Hmmm ... Maybe many of us who have commented are older than most of the people who use "reach out" as it's described in this article. While I was writing this comment, my daughter called and we discussed the matter. We were each surprised to hear the other's opinions ("Really?" ..."REALLY?"). She is in her 30s, and definitely doesn't have the negative reaction that I have to "the new reach out." In fact she often uses it herself in business and organizational communications, and she is a very smart, nice person, not at all devious, manipulative, phony, dishonest, not-to-be-trusted, sleazy, creepy or lazy! I'll be darned!

>sigh< OK, so ... I have revised my opinion of the new brand of reacher-outers, and softened my judgement of their motives, intentions, and character. Now I'm going to take a deep breath and delete most of my indignant, ranting comments. This won't be easy; the comments were also insightful, profound, well-written and rather clever, if I do say so myself - I sort of hate to see them go! Oh well, they were too long anyway ...

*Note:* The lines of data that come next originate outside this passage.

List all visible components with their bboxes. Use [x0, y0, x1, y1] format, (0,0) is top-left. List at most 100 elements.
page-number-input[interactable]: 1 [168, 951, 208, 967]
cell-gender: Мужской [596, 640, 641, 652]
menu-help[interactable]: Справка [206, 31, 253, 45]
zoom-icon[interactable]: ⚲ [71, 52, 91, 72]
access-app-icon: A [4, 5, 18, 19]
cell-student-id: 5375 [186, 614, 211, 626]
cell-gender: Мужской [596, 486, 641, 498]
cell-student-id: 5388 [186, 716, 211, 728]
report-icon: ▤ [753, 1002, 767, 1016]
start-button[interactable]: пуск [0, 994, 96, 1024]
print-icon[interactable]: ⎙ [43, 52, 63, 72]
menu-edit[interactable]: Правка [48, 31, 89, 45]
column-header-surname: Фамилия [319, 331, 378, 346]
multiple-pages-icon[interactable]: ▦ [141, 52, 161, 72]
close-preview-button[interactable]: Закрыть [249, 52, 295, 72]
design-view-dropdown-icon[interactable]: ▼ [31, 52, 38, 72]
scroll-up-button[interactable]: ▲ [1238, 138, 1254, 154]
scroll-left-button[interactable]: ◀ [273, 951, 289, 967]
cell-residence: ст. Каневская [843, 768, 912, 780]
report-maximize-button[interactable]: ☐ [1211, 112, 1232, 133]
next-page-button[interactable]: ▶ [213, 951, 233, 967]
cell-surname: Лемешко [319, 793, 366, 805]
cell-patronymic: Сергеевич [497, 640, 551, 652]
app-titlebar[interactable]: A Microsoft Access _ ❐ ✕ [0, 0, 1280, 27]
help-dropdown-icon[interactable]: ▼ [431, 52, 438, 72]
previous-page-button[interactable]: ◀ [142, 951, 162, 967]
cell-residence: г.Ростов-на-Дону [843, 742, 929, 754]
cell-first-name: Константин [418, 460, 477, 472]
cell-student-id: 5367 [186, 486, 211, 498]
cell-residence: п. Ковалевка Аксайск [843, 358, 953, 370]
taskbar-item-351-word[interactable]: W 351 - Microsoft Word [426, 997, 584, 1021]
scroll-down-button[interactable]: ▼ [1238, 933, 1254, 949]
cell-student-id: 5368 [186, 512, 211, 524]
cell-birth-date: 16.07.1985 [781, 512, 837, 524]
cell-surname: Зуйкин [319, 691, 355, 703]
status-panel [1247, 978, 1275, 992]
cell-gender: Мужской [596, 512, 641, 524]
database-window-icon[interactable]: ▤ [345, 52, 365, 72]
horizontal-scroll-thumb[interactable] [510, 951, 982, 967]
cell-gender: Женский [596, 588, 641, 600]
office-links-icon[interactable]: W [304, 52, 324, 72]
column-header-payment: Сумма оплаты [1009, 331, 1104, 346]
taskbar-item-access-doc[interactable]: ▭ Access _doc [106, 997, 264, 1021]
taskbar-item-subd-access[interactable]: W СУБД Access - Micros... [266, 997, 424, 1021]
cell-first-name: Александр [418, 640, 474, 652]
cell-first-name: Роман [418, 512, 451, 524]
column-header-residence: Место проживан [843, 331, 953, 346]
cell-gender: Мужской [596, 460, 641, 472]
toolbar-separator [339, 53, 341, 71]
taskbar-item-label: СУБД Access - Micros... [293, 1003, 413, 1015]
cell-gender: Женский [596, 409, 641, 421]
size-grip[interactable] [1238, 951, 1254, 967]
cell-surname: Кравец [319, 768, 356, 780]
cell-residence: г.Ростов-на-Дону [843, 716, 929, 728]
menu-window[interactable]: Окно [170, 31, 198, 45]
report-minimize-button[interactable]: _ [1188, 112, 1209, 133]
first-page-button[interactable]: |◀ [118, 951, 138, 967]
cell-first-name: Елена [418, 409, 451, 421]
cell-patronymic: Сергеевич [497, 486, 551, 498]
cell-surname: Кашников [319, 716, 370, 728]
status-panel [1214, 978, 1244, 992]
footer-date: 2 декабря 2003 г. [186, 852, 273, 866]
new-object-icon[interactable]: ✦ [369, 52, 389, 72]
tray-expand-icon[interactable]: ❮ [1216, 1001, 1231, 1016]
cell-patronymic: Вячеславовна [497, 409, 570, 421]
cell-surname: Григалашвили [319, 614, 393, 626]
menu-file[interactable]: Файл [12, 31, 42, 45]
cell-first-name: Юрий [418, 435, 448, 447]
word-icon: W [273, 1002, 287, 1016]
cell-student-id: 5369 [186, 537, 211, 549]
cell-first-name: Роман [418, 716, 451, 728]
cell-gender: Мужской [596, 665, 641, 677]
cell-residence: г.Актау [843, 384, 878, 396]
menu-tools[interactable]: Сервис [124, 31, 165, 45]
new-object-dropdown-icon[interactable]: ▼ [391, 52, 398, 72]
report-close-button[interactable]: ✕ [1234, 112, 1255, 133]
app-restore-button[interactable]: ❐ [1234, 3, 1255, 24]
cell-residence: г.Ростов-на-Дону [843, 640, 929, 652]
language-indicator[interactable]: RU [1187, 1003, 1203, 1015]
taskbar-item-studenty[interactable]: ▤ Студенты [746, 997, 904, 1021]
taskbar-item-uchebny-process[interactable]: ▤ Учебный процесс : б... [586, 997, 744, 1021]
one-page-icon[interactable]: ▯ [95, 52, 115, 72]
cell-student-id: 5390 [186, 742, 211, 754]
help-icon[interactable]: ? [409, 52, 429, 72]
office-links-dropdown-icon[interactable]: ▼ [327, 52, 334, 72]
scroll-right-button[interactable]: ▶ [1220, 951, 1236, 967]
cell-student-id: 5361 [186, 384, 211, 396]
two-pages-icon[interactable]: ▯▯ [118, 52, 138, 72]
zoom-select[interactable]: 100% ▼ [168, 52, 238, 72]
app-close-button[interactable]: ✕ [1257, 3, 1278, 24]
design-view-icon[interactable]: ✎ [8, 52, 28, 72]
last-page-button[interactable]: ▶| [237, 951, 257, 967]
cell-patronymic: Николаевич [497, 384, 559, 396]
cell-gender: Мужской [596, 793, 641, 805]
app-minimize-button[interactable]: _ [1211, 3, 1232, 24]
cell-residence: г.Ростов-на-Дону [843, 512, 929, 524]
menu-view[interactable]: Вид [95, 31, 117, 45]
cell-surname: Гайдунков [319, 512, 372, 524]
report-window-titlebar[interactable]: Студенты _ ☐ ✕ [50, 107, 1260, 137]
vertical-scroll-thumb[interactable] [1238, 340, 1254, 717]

...Done! Note to self: language is always evolving, and no one can stop that process, no matter how much we want to. We might as well accept the fact, get on board, hang on and enjoy the ride!

The Happy Quibbler

{note to my daughter: if you're reading this ... you're welcome, and thank you!]
Tuesday October 4th 2011, 2:40 PM
Comment by: Nancy FriedmanVisual Thesaurus Contributor
Jan: Thanks for filling in the gap in my knowledge! I did come across an NYPD Blue lexicon but your 1997 column didn't come up (though it certainly should have). In the future, I will reach out to you when I begin my research!
Tuesday October 4th 2011, 10:35 PM
Comment by: Roger Dee (Haslett, MI)Top 10 Commenter
The misspelling of "judgment" by a writer above surprised me! Is that a point of interest to anyone?
...the Spelling Police!
Wednesday October 5th 2011, 12:48 AM
Comment by: Nancy FriedmanVisual Thesaurus Contributor
Roger: "Judgment" and "judgement" are both correct; "judgement" is the preferred spelling in Great Britain and its former colonies, while the e-less variant is standard in the US. See
Wednesday October 5th 2011, 12:58 AM
Comment by: Kristine F.Top 10 Commenter
Roger, the misspelling of "judgment" is definitely a point of interest to me! I researched it just a bit, and you're right; I had no idea that the word not only could but usually should be spelled without that first "e", unless one is British, which I'm not. Thanks for letting me know I had spinach in my teeth!

The Happy Quibbler
Wednesday October 5th 2011, 2:11 AM
Comment by: Carlos A. G. (Maroochydore Australia)
I am reaching out to all of you
and hope to do it well
Mind you, in my 'out reaching'
I have only a good intention
I don't mind at all
as long as love is transmitted
in the reaching out aspiration

(Impromptu poem)
Wednesday October 5th 2011, 12:34 PM
Comment by: Sandra C. (Atlanta, GA)
I like to say "reach out." In context it almost always implies asking for help. As in, "Hi! I am reaching out to all of you to not be so prickly and picky about how other people talk and focus on being helpful to them."